Coach Sergio Batista faces the chop for his side's Copa America flop after Argentine Football Association (AFA) sources indicated he was losing support, media reports suggested Friday.
"Batista is more out than in," the national news agency Telam quoted an AFA executive committee member as saying, while broadaster C5N said: "His days are numbered."
The media speculated that Batista, whom the AFA confirmed as being safe for now only last Monday, had lost the support of committee members and forecast a decision would be made Monday in advance of an official announcement Tuesday.
The committee will meet Monday afternoon in Buenos Aires.
Batista himself took to the media to defend himself.
"I am sure of my footballing ideas and how to translate them on to the pitch. I always said the Copa was all about getting ready for the World Cup in 2014," he said in a letter to Clarin newspaper.
"I recognise there were mistakes (at the Copa) and I am prepared to correct them. I am absolutely resolved to keep going.
"The Copa was not in vain," he insisted, adding that "when changes had to be made I made them."
Batista was vilified in the press for not seeming to know his best team - he chopped and changed after a poor start before Carlos Tevez, whom he dropped after two games, returned to miss the decisive spotkick against Uruguay.
Should Batista be fired names in the frame to succeed him are Paraguay coach Gerardo Martino and also Alejandro Sabella, who as a player had brief stints with Sheffield United and Leeds and who is set to take charge of Al Jazira in the United Arab Emirates.

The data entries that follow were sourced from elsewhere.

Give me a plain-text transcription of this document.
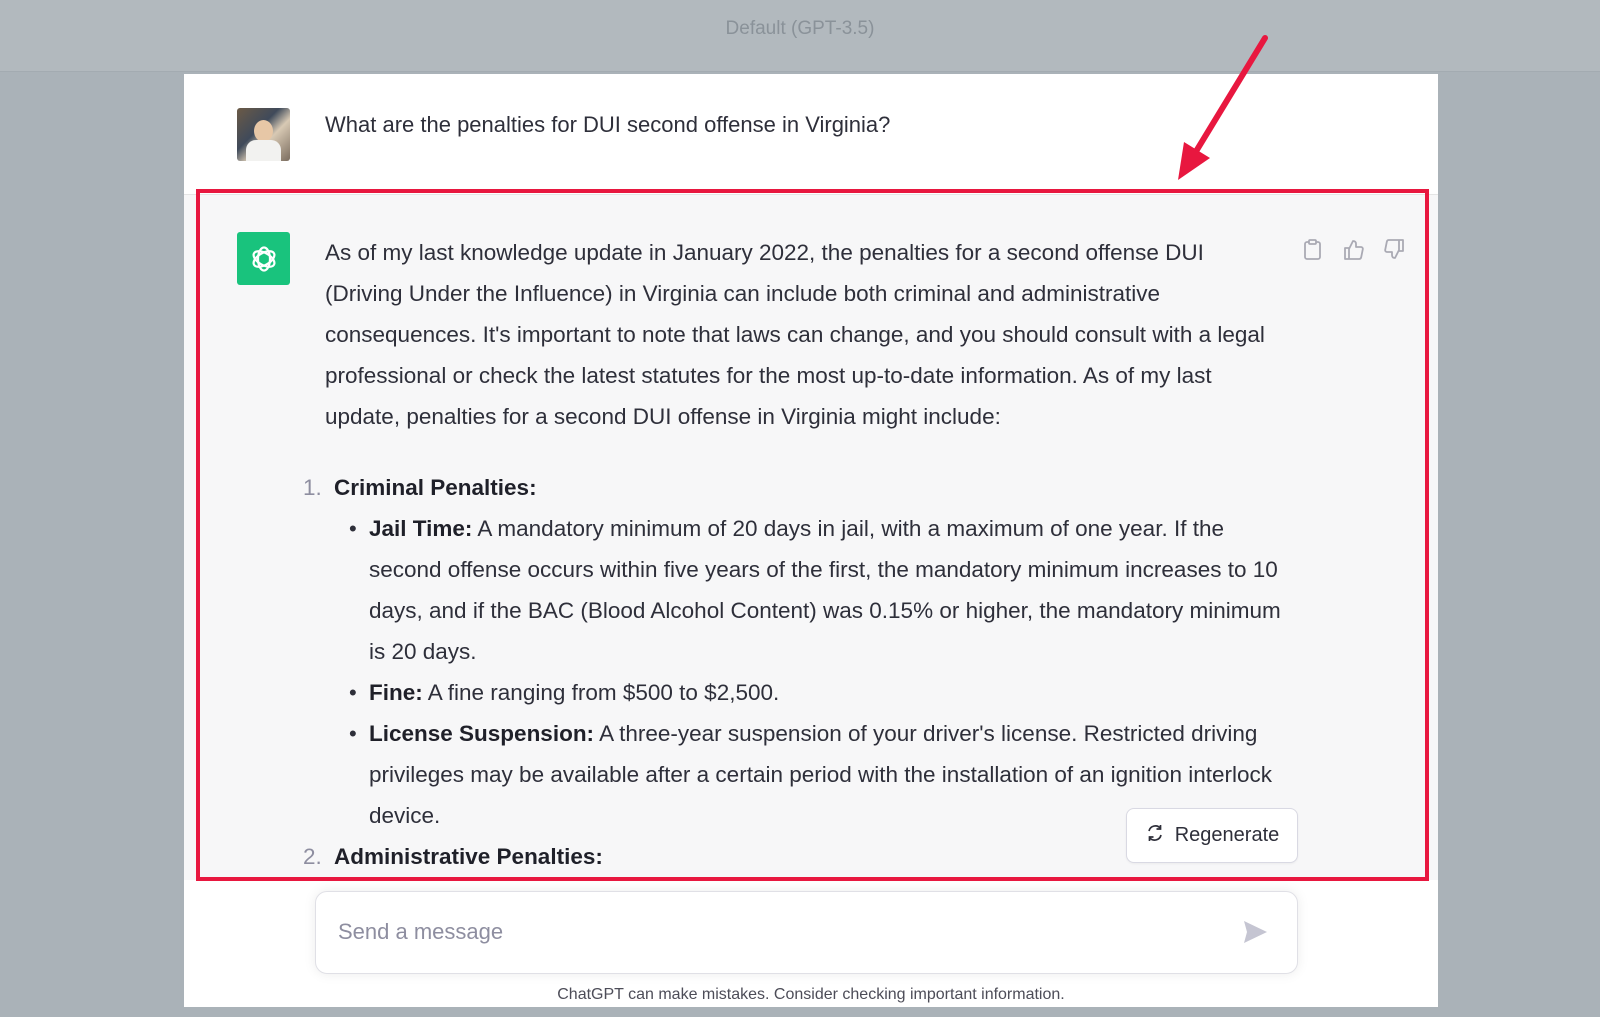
Default (GPT-3.5)
What are the penalties for DUI second offense in Virginia?

As of my last knowledge update in January 2022, the penalties for a second offense DUI (Driving Under the Influence) in Virginia can include both criminal and administrative consequences. It's important to note that laws can change, and you should consult with a legal professional or check the latest statutes for the most up-to-date information. As of my last update, penalties for a second DUI offense in Virginia might include:

1. Criminal Penalties:
• Jail Time: A mandatory minimum of 20 days in jail, with a maximum of one year. If the second offense occurs within five years of the first, the mandatory minimum increases to 10 days, and if the BAC (Blood Alcohol Content) was 0.15% or higher, the mandatory minimum is 20 days.
• Fine: A fine ranging from $500 to $2,500.
• License Suspension: A three-year suspension of your driver's license. Restricted driving privileges may be available after a certain period with the installation of an ignition interlock device.
2. Administrative Penalties:
Regenerate
Send a message
ChatGPT can make mistakes. Consider checking important information.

Sabella won the Copa Libertadores with Estudiantes two years ago.
Batista said he could understand the widespread disappointment after the team exited the Copa on home soil after a quarter-final shootout loss to old rivals Uruguay, who will now take on Paraguay in Sunday's final.
"I understand this pain, which is genuine and not ill-meant, as we did not deliver the goods," Batista wrote.
Humberto Grondona, AFA sub-director of team affairs at the Argentine Football Association and the son of AFA president Julio Grondona, said Monday the organisation would keep faith in the man who only officially replaced Diego Maradona six months ago.
There will be no "brusque changes - we never thought of going down that road," Humberto Grondona said, indicating that Batista would steer the team through the 2014 World Cup qualifiers from October.
Maradona, dumped after last summer's World Cup quarter-final thumping by Germany, was also criticised for using too many players but in any case had a poor relationship with Grondona senior.
Maradona himself bitterly criticised Batista in an interview, saying Tuesday he would not dare show his face after the Copa exit, adding that "if I had only beaten Costa Rica (Argentina's sole Copa success) I would have gone of my own accord."
Maradona and Batista were teammates in the side which won the 1986 World Cup.
Argentina's next scheduled match is a friendly on August 10 against Romania in Bucharest. In early September they will face Copa giantkillers Venezuela in a gala match in India then take on Nigeria in Bangladesh on September 6.